Dr. Caitlin Ryan from the Family Acceptance Project came to our school in 2012 and screened the documentary, "Always My Son," about the parents in a Latino-American family accepting their son's gay identity. The FAP uses "a research-based, culturally grounded approach to help ethnically, socially and religiously diverse families decrease rejection and increase support for their LGBT children." Dr. Ryan has examined the interactions within hundreds of families with LGBTQ children, identified accepting or rejecting patterns, and linked those interactions to health and well-being outcomes for the LGBTQ children. Using this information, the project counsels and supports families who need help in accepting their LGBTQ child.

A wonderful and profound thing about the Family Acceptance Project is the manner in which it respects the cultural, religious and ethnic framework of each family, and helps each family accept its child's LGBTQ identity within that framework. Because of this, the group has had great success with families from traditionally conservative backgrounds which are not accepting of LGBTQ identity. Dr.Ryan begins with the assumption that families act out of love and a desire to protect their children. For families joined to faith or cultural communities in which LGBTQ identities are shunned, acknowledging a child as LGBTQ opens the child and family to social and spiritual exclusion. The FAP understands this fear and places the family's actions of rejection of the child in the context of a desire to protect the child. Then by educating the family about the malevolent effects of LGBTQ rejection on the child, and supporting their desire to protect the child from those bad outcomes, they nudge the family towards acceptance.

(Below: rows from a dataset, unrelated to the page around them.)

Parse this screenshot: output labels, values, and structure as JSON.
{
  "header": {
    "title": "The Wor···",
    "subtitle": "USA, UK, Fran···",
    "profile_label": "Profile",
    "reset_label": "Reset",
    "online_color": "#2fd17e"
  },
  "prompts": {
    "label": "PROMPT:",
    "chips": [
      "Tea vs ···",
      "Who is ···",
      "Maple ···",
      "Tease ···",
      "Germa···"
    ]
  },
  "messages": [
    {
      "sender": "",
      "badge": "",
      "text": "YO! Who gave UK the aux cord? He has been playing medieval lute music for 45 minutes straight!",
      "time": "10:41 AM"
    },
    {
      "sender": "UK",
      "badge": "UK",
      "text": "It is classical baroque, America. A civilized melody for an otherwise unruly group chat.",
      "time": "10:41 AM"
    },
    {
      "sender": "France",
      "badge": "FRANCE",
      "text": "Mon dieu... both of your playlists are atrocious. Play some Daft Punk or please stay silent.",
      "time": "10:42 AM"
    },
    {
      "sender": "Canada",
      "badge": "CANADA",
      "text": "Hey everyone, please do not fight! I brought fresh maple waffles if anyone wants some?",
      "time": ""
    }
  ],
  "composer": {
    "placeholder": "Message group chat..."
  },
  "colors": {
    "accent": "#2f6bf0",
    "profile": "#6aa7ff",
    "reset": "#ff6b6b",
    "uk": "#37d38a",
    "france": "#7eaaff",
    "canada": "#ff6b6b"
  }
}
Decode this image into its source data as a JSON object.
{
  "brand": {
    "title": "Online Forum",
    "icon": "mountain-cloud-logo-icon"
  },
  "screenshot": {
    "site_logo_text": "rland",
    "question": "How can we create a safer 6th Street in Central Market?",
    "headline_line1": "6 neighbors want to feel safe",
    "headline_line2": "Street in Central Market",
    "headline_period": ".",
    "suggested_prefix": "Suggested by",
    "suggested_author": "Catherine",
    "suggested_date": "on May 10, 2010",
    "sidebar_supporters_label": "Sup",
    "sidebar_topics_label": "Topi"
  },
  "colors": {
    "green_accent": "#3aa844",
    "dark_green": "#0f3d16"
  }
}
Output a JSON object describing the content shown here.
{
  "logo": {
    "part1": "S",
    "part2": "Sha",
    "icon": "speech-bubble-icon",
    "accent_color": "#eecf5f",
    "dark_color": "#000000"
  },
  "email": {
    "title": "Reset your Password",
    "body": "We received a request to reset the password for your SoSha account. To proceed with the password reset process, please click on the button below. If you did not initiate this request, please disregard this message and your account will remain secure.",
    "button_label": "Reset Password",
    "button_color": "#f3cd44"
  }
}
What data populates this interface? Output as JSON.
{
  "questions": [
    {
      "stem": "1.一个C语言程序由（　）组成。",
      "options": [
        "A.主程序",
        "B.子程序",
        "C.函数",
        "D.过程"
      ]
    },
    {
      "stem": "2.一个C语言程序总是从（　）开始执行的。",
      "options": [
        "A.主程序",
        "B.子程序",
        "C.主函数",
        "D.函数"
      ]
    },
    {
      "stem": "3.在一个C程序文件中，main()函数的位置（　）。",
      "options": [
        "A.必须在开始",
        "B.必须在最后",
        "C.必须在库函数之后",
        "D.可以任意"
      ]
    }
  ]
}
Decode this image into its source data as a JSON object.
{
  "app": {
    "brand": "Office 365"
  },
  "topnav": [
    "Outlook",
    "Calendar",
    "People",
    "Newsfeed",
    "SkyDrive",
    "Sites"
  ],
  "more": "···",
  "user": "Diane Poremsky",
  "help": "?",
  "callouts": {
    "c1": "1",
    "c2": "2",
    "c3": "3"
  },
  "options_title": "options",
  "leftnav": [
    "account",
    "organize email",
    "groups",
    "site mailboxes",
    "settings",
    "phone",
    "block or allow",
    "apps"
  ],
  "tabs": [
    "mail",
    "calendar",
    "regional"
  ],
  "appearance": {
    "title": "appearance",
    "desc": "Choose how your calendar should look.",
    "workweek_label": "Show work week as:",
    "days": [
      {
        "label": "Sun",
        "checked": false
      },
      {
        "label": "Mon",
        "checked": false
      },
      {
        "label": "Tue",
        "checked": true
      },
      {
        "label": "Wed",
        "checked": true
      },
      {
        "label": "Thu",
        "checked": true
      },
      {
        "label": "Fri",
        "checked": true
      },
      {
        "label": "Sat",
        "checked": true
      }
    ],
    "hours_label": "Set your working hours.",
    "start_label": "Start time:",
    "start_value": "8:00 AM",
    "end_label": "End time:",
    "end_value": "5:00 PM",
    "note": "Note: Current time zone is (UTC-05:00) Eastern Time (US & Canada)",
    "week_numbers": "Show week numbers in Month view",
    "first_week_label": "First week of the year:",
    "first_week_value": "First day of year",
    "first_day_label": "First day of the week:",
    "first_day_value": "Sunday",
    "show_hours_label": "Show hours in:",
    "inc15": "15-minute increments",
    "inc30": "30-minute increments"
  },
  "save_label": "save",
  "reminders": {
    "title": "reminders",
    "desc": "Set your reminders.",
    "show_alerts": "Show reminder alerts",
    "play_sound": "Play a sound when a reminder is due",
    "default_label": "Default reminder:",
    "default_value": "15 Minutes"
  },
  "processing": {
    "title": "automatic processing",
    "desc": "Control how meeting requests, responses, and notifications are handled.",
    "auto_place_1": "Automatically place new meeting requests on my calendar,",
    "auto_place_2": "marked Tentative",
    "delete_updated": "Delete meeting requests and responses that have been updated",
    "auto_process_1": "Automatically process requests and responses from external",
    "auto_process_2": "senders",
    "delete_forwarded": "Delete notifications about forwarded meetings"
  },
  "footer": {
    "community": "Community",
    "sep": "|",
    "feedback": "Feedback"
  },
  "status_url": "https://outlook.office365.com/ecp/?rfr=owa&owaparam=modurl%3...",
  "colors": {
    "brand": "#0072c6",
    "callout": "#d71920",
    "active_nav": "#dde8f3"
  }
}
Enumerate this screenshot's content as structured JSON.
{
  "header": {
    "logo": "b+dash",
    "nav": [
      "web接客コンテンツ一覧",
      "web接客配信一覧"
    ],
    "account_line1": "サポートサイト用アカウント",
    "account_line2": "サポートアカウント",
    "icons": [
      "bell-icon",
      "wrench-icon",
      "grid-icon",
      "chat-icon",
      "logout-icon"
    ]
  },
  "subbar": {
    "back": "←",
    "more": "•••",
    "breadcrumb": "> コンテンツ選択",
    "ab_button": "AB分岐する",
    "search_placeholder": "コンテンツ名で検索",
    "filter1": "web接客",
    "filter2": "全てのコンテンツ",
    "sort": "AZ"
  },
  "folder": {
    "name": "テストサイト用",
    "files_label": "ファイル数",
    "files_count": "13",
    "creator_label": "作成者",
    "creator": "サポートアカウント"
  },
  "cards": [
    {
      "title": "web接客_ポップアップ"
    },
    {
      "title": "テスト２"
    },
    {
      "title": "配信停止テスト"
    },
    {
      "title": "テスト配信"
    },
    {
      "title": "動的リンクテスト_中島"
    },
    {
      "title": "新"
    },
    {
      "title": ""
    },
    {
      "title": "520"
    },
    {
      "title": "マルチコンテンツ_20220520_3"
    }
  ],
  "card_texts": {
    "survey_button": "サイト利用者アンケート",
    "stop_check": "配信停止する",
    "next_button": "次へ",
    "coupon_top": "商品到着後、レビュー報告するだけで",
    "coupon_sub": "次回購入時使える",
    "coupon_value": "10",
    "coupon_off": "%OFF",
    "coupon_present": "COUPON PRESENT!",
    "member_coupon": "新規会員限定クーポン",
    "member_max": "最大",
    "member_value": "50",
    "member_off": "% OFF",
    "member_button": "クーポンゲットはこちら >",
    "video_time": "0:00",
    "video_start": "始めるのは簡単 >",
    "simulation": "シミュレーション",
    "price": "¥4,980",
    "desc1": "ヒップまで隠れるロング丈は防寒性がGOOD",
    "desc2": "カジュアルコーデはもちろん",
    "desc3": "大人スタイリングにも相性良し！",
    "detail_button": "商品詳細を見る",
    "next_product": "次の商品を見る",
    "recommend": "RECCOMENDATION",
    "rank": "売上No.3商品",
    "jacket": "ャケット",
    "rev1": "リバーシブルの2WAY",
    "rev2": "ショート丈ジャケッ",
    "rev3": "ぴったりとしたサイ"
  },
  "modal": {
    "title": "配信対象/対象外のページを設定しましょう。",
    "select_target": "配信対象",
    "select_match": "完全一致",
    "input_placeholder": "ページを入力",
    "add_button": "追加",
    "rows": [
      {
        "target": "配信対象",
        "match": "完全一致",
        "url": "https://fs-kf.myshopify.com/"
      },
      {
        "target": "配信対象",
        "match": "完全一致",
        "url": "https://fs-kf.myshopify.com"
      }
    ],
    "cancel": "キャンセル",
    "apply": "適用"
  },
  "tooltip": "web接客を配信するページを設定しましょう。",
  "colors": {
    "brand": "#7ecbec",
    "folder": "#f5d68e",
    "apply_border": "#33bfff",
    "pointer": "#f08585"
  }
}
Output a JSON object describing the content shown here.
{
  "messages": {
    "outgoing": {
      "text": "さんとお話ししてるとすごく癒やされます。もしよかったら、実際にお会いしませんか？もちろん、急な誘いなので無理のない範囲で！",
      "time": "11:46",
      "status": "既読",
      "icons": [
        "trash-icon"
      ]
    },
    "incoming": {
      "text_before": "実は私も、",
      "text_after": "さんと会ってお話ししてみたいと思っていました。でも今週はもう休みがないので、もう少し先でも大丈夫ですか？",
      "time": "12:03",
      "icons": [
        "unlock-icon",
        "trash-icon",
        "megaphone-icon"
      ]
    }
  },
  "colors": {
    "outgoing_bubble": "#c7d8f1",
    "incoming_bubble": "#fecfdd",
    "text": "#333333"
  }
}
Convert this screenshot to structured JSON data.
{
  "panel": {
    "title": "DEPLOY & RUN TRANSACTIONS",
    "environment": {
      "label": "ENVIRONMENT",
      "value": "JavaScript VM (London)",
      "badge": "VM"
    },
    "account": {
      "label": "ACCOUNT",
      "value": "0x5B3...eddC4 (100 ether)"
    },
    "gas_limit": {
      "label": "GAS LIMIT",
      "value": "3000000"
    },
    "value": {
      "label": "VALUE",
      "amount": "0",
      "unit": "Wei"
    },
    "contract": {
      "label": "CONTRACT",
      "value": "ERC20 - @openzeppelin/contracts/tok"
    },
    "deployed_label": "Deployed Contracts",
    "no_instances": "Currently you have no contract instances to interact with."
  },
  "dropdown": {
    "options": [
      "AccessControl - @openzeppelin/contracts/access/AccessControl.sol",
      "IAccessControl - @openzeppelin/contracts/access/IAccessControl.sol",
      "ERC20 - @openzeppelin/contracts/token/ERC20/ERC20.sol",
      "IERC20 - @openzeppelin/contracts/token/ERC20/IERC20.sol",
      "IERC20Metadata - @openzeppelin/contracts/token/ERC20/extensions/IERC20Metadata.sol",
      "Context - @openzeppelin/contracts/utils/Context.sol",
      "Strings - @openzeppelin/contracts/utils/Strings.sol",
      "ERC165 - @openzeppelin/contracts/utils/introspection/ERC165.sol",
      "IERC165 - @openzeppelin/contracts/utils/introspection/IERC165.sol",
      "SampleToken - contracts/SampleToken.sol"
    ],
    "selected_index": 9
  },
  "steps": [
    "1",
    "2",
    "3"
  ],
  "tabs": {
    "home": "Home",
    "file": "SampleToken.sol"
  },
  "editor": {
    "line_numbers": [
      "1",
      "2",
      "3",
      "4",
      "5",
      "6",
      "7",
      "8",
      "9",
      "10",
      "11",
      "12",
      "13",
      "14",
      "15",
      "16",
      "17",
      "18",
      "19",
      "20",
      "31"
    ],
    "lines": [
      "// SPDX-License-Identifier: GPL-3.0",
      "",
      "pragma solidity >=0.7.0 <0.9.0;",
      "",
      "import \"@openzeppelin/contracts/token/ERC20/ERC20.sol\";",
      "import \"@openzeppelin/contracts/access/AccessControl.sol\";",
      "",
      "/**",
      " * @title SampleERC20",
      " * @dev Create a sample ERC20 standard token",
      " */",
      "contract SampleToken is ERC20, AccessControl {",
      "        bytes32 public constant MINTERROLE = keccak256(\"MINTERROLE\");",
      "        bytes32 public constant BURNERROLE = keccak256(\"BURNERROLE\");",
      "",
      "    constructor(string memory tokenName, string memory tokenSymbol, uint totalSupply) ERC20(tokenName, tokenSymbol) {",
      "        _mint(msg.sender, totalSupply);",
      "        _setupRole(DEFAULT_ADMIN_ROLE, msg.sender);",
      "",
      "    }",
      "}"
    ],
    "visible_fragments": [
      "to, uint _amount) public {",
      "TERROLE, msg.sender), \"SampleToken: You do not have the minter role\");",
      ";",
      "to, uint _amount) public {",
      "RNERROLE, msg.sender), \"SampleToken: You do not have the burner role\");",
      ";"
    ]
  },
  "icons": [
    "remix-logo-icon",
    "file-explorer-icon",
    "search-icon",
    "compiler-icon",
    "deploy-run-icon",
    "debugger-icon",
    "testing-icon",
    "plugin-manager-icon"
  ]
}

One of the statistics which Dr. Ryan presented which struck me was that 11-13% of middle school students, across a broad range of ethnic and racial identities, identify as lesbian, gay, transgender or questioning. If you have, see or teach middle school aged children, this means about 1 out of every 10 children you know is questioning or coming to terms with a LGBTQ identity for which there is relatively little support in our larger heterocentric culture.